So the Russians are reopening gas flows to Germany. The continent has dodged a bullet . . . but winter is coming. In my view, there’s only one trade in Europe until the energy markets calm down.
And it’s as simple as it gets. Build a portfolio of the continent’s oil stocks. You don’t need to make it fancy. Just accumulate the 4-5 companies that matter, roughly in order of size:
Shell (SHEL) and BP (BP) from the UK. Giant companies, critical to keeping the lights on in London and beyond. Losing Russia stung their strategic position but they’re both up YTD, which is impressive.
Total (TTE) from France. The only major left in the European Union that matters.
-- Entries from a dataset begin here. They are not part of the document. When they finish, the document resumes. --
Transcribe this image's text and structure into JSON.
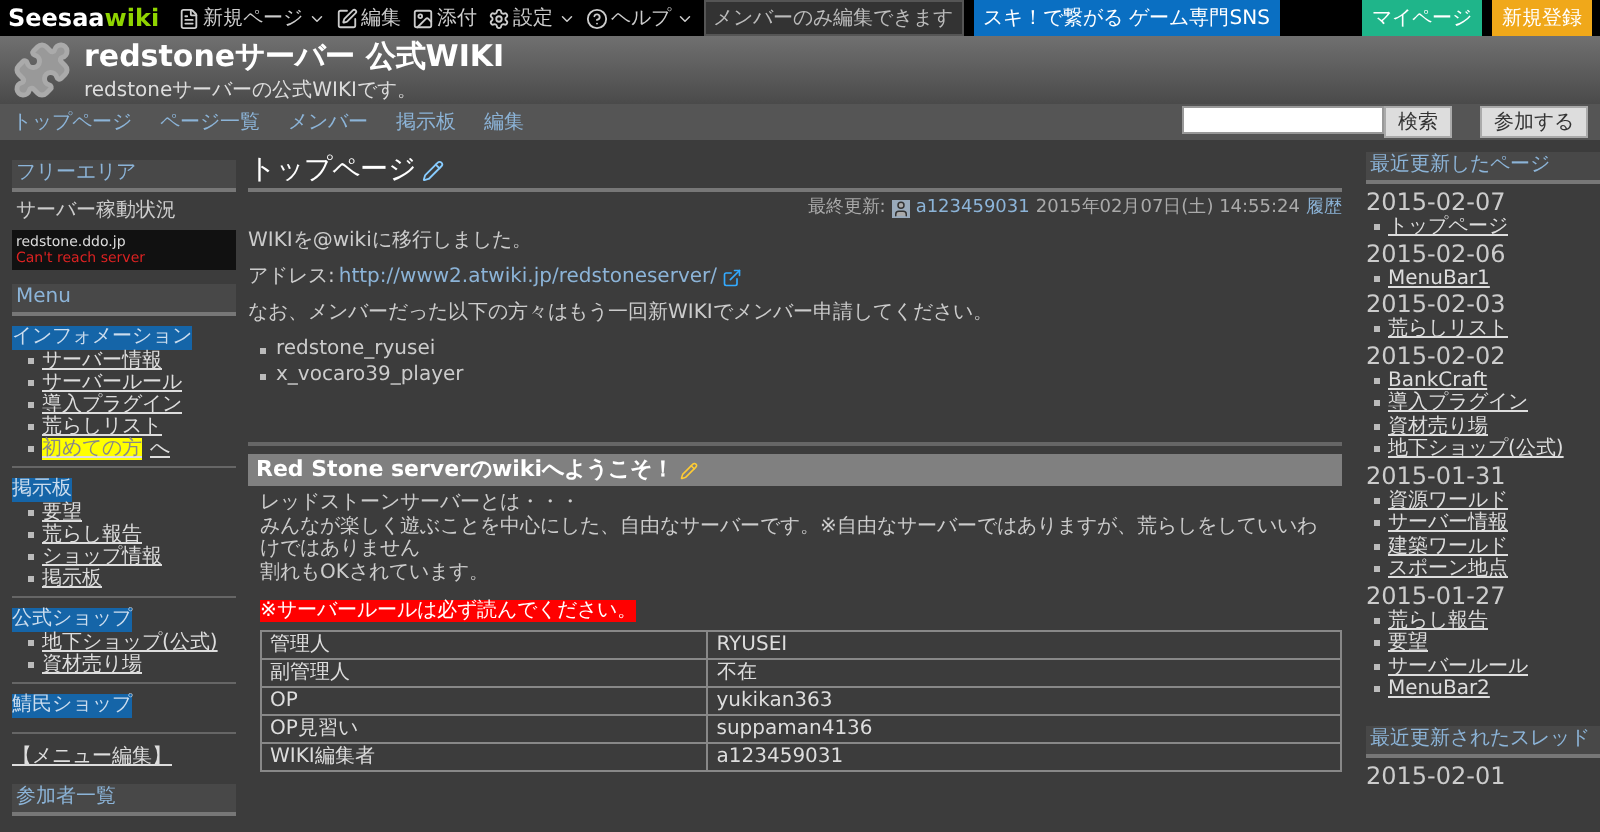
{
  "topbar": {
    "logo": {
      "part_1": "Seesaa",
      "part_2": "wiki"
    },
    "menus": [
      {
        "label": "新規ページ",
        "kind": "dropdown"
      },
      {
        "label": "編集",
        "kind": "plain"
      },
      {
        "label": "添付",
        "kind": "plain"
      },
      {
        "label": "設定",
        "kind": "dropdown"
      },
      {
        "label": "ヘルプ",
        "kind": "dropdown"
      }
    ],
    "notice": "メンバーのみ編集できます",
    "banner": "スキ！で繋がる ゲーム専門SNS",
    "buttons": [
      {
        "label": "マイページ",
        "color": "#1fb58a"
      },
      {
        "label": "新規登録",
        "color": "#f0a81a"
      }
    ]
  },
  "header": {
    "title": "redstoneサーバー 公式WIKI",
    "subtitle": "redstoneサーバーの公式WIKIです。"
  },
  "nav": {
    "links": [
      "トップページ",
      "ページ一覧",
      "メンバー",
      "掲示板",
      "編集"
    ],
    "search_button": "検索",
    "join_button": "参加する"
  },
  "sidebar": {
    "free_area_title": "フリーエリア",
    "status_label": "サーバー稼動状況",
    "server_host": "redstone.ddo.jp",
    "server_status": "Can't reach server",
    "menu_title": "Menu",
    "sections": [
      {
        "title": "インフォメーション",
        "items": [
          {
            "label": "サーバー情報",
            "highlight": false
          },
          {
            "label": "サーバールール",
            "highlight": false
          },
          {
            "label": "導入プラグイン",
            "highlight": false
          },
          {
            "label": "荒らしリスト",
            "highlight": false
          },
          {
            "label": "初めての方",
            "highlight": true,
            "suffix": "へ"
          }
        ]
      },
      {
        "title": "掲示板",
        "items": [
          {
            "label": "要望",
            "highlight": false
          },
          {
            "label": "荒らし報告",
            "highlight": false
          },
          {
            "label": "ショップ情報",
            "highlight": false
          },
          {
            "label": "掲示板",
            "highlight": false
          }
        ]
      },
      {
        "title": "公式ショップ",
        "items": [
          {
            "label": "地下ショップ(公式)",
            "highlight": false
          },
          {
            "label": "資材売り場",
            "highlight": false
          }
        ]
      },
      {
        "title": "鯖民ショップ"
      }
    ],
    "menu_edit": "【メニュー編集】",
    "members_title": "参加者一覧"
  },
  "page": {
    "title": "トップページ",
    "updated_label": "最終更新:",
    "updated_by": "a123459031",
    "updated_at": "2015年02月07日(土) 14:55:24",
    "history": "履歴",
    "intro": "WIKIを@wikiに移行しました。",
    "address_label": "アドレス:",
    "address_link": "http://www2.atwiki.jp/redstoneserver/",
    "notice": "なお、メンバーだった以下の方々はもう一回新WIKIでメンバー申請してください。",
    "members": [
      "redstone_ryusei",
      "x_vocaro39_player"
    ],
    "section_title": "Red Stone serverのwikiへようこそ！",
    "section_lines": [
      "レッドストーンサーバーとは・・・",
      "みんなが楽しく遊ぶことを中心にした、自由なサーバーです。※自由なサーバーではありますが、荒らしをしていいわけではありません",
      "割れもOKされています。"
    ],
    "warning": "※サーバールールは必ず読んでください。",
    "table": {
      "rows": [
        [
          "管理人",
          "RYUSEI"
        ],
        [
          "副管理人",
          "不在"
        ],
        [
          "OP",
          "yukikan363"
        ],
        [
          "OP見習い",
          "suppaman4136"
        ],
        [
          "WIKI編集者",
          "a123459031"
        ]
      ]
    }
  },
  "right": {
    "recent_title": "最近更新したページ",
    "groups": [
      {
        "date": "2015-02-07",
        "pages": [
          "トップページ"
        ]
      },
      {
        "date": "2015-02-06",
        "pages": [
          "MenuBar1"
        ]
      },
      {
        "date": "2015-02-03",
        "pages": [
          "荒らしリスト"
        ]
      },
      {
        "date": "2015-02-02",
        "pages": [
          "BankCraft",
          "導入プラグイン",
          "資材売り場",
          "地下ショップ(公式)"
        ]
      },
      {
        "date": "2015-01-31",
        "pages": [
          "資源ワールド",
          "サーバー情報",
          "建築ワールド",
          "スポーン地点"
        ]
      },
      {
        "date": "2015-01-27",
        "pages": [
          "荒らし報告",
          "要望",
          "サーバールール",
          "MenuBar2"
        ]
      }
    ],
    "threads_title": "最近更新されたスレッド",
    "threads_date": "2015-02-01"
  }
}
If you want to stretch, pick up a little Eni (E) from Italy as well . . . but the cloud over the continent right now means both stocks have lagged the pack.
Make sure you get some Equinor (EQNR) though. Norwegian. The North Sea is critical to weaning Europe off Russian supplies. This is probably one of the most important companies on the planet right now.
And that’s it. You can drill down from there into niche producers, but these five stocks represent 95% of all market capitalization for Euro energy stocks that you can trade in the USA. This is the status quo.
Build a market-weighted portfolio out of these stocks and you’re up 10% YTD. Not spectacular but not bad, either. You could have deployed a similar strategy with the Euro banks . . . and you’d be down 12% over the same time period.
One sector call, 22 percentage points of outperformance. Turning a loss into a win. What could be simpler?
But hey . . . our own Exxon (XOM) and Chevron (CVX) do a lot of business in Europe too. You could just buy them and make money from the effort to keep the continent’s tanks from going dry.